Groups that represent artists and other creatives have a starkly different view. “Governments should not create new copyright or other IP exemptions that allow AI developers to exploit creations without permission or compensation,” Music Canada said in its submission, which represents the Canadian divisions of Sony Music, Universal Music and Warner Music.
The trade group cautioned lawmakers to be wary of the language AI developers use to describe how their systems work, which Music Canada said is an attempt to frame generative AI as already being exempt from copyright law. “They may use words like ‘learning,’ ‘migration,’ ‘memorization,’ or ‘simulations,’ instead of words that describe what their systems do to learn: make ‘copies’ and ‘reproductions,’” Music Canada wrote.
The Canadian Civil Liberties Association likewise advocated for licensing to respect copyright holders. “Just because these models need lots of data does not mean that data should be mined with such little regard for the creatives whose work fuels it,” according to its submission.

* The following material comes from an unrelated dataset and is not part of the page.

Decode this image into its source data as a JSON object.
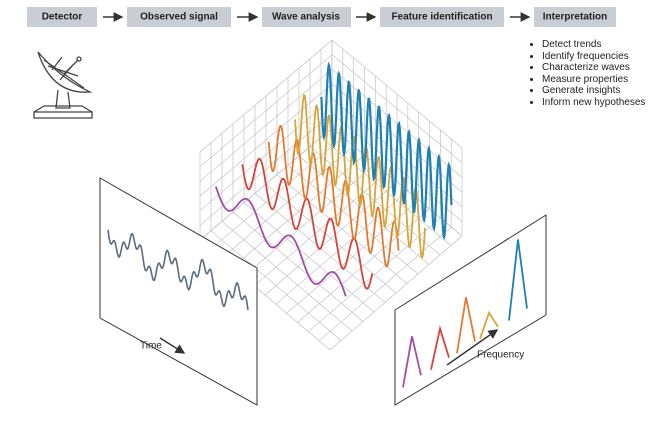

Many AI developers, including Cohere, have offered to indemnify customers who are sued for copyright infringement. OpenAI, the target of a few copyright lawsuits, has been busy striking deals with a host of media organizations and publishers to use their content in training data, including News Corp., the Financial Times and the Associated Press.
These arrangements have come under criticism, too. AI companies are “pursuing business deals to absolve them of the theft,” wrote Jessica Lessin, founder of tech news website The Information, in an article in The Atlantic last month. “It’s simply too early to get into bed with the companies that trained their models on professional content without permission.”
Complicating matters for rights holders is the lack of transparency around what material is actually contained within massive training data sets, making it very difficult to find out if their creative works have been used.
In submissions to the Canadian government, Cohere, Google GOOGL-Q and Microsoft objected to being compelled to document and disclose copyrighted material in their training data, saying that it would not be feasible. “The copyright status of individual works contained in billions or trillions of datasets are effectively impossible to discern,” Cohere wrote.
A spokesperson for Innovation Minister François-Philippe Champagne declined to comment on whether he is in favour of amending copyright law to allow for a commercial exemption.
“As this market continues to evolve, we are committed to fostering a framework that supports creativity and innovation while upholding intellectual property rights,” spokesperson Audrey Milette said.